Susan ne l’écoutait déjà plus. Ses yeux, malgré elle, revenaient toujours à Luke. Il semblait avoir perdu du poids, mais une vitalité nouvelle émanait de lui. Peut-être avait-il retrouvé ses forces depuis… l’accident.
« Mademoiselle Shelby », intervint soudain Luke en fronçant légèrement les sourcils. « Est-ce que quelque chose ne va pas ? Vous me dévisagez comme si j’avais une tache sur le visage. »
Susan détourna vivement les yeux, les joues en feu.
« Non… rien du tout », répondit-elle à la hâte.
Il tourna alors la tête vers Mandy.
« Peut-être devrions-nous changer de designer. »
Mais Mandy éclata d’un petit rire.
« Allons, mon chéri, Mademoiselle Shelby est très compétente. C’est précisément pour cela que je l’ai choisie. Je tiens qu’elle s’occupe de notre projet. Pourrais-tu nous laisser un instant ? J’aimerais discuter seule avec elle. »
« Bien », acquiesça Luke après un bref silence. Il jeta néanmoins à Susan un regard lourd de sous-entendus avant de se lever et de s’éloigner.
Susan resta figée. Elle avait cru, naïvement, qu’un éclat de souvenir, une étincelle du passé pourrait subsister en lui. Mais non. Ses yeux ne reflétaient rien d’autre que l’amour qu’il portait désormais à Mandy. Son cœur s’effondra un peu plus.
La voix de Mandy s’éleva, mielleuse mais acérée comme une lame.
« Alors, Mademoiselle Shelby, est-ce que ça fait mal ? »
Susan leva les yeux. Le masque angélique de Mandy avait disparu, laissant paraître un sourire carnassier.
« Tu… tu as orchestré tout ça, n’est-ce pas ? » répliqua Susan, la voix tremblante de colère. « Tu m’as délibérément confié la décoration de votre chambre. Tu as organisé cette rencontre. Tu as même amené Luke ici exprès… »
Un éclat cruel brilla dans les yeux de Mandy tandis qu’elle éclata d’un rire clair.
« Évidemment que j’ai tout planifié ! Tu te souviens de l’époque où Luke te protégeait envers et contre tous ? Comme tu paradais fièrement devant moi, sûre de toi. Mais regarde aujourd’hui : il ne se souvient même plus de ton existence. »
Susan blêmit, ses lèvres tremblant.
Mandy se pencha légèrement, sa voix sucrée dégoulinant de méchanceté.
« Tu sais quoi ? Après son accident, Luke a perdu la mémoire… mais uniquement de toi. Quelle étrange coïncidence, n’est-ce pas ? Il n’a oublié ni ses affaires, ni ses amis, ni sa famille. Juste toi. Je crois que cela en dit long. Les personnes insignifiantes sont faciles à effacer. »

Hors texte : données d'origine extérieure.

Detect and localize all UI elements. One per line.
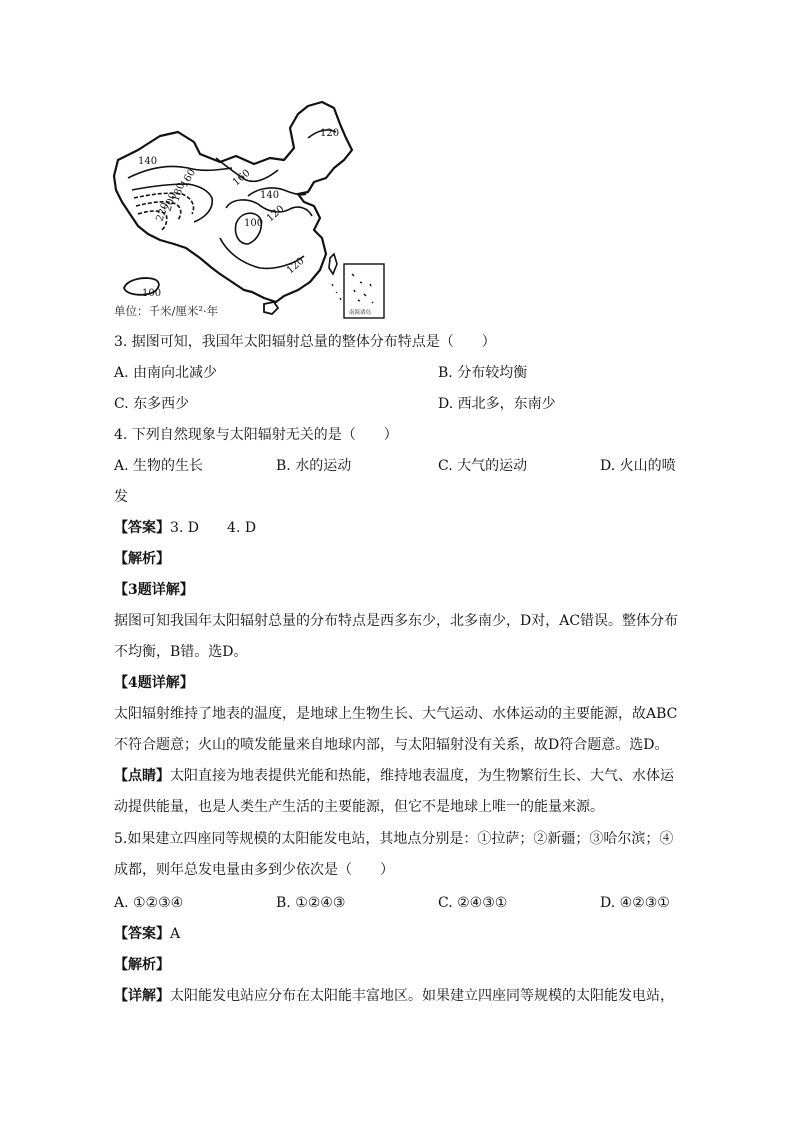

Ces mots frappèrent Susan comme des coups de poignard. Sa gorge se serra. Elle aurait voulu répliquer, mais aucun mot ne franchit ses lèvres.
Voyant sa douleur, Mandy savoura l’instant. Une étincelle de satisfaction brilla dans ses prunelles.
« Quand Luke gisait entre la vie et la mort, qui crois-tu veillait à son chevet ? Moi. Qui lui tenait la main, qui lui redonnait le sourire ? Moi encore. Et toi ? Où étais-tu, Susan ? »
La question la heurta de plein fouet. Les souvenirs jaillirent. Elle se revit courir à l’hôpital, la peur au ventre, prête à se jeter au chevet de Luke. Mais elle n’avait jamais franchi la porte de sa chambre. Les parents Jenkins l’avaient arrêtée sans ménagement.
Susan entendait encore leurs paroles blessantes, comme gravées au fer rouge dans sa mémoire :
« Tu ne cherches que l’argent de notre famille. Luke ne se souvient même plus de toi. Pars, et ne reviens jamais. »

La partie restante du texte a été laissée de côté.